The results after printing the three models are shown in Figure 45.
In her weekly summary, Natalia has shown in a table how different machines pass the different tests. I will make here a short summary of my own observations: (1)The quality of Form2 printer is much superior than the other 2. It passed all the tests except the minimal distance (the wall located at 0.1mm was not printed) and the Z-height (the step at 0.1mm was printed was had to be cut in order to extract the support material. Even the spike were printed correctly. In the bridges some of the material was very thin; (2)The Creatr behave quite nicely although it had multiple imperfections. The text were legible, however, it did not manage that good with the wall thickness since it could not print the 0.1mm wall. The bridge had better quality than the Form2. In addition it manage to print all angles except the 70 (it printed it but left material as a support). The spike was not sharp at all;(3)Mikko's printer got the lower quality (still work in progress). However, it managed to pass majority of the tests; (4)None of the printer printed the exact size of the shape. There was an error of +- 0.5 mm in the external size of the figure in all the printers. I guess changing some of the settings we could tune better the results.
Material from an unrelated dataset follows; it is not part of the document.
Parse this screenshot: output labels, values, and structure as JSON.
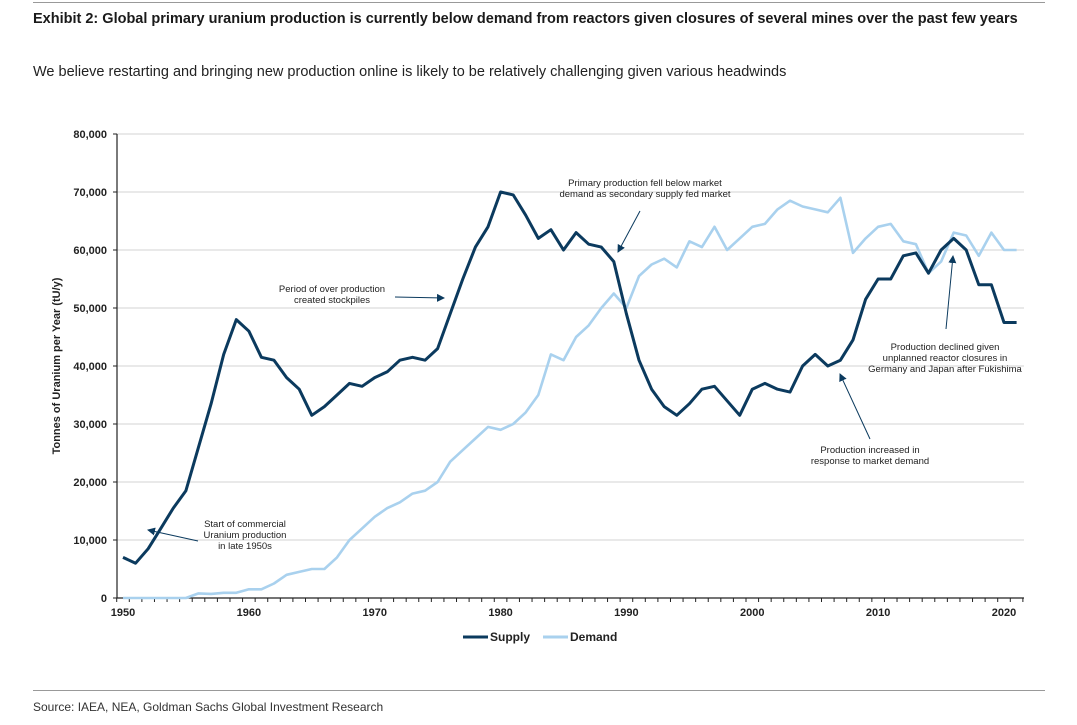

During this week I did my first 3D scanning ever. Furthermore, it is the first time I 3D print an object with almost fully understand of the different settings (thanks to Mikko's explanations). It has been also the first time that I have been using the Form2 printer (stereolithography). I realized the importance of knowing correctly the limitations of each printer and of understand the settings in order to produce a high quality 3D model. I have also realized through the tests that 3D printers still need a lot of improvements. The output quality of the different models is not yet as perfect as many manufacturers assure.
I think the main difficulties from the scanning part is setup correctly the environment. I had to repeat multiple times the two scannings I did in order to get successful results. With respect to the 3D printer, there were many different concepts to learn in the printer settings. A correct configuration is crucial to have a successful printing
In photomgrametry we need to consider following aspects: lighting, the sharpness of the pictures and the background. It is better to use some markers to help the software. Sense 3D (using laser in a similar way as kinect) supports better modifications in the lighting and picture background. Photogrametry using external software such as Autodesk Maker takes quite a lot of time. In my case, processing 50 pictures took around 2 hours in Autodesk servers.
I finally learn different settings for the Leapfrog printer: For instance, I learnt why the skirt and brim are useful, when to utilize more or less infill and which is the best configuration for the vertical and horizontal walls. In addition I learnt how to use Form2 printer.
After Neil's review I learnt that would have been easier to use some kind of visual clues when using photography based scanning. This would facilitate the algorithms to locate the objects. For instance, using a symettric pattern of simple geometric figures such as circles or squares.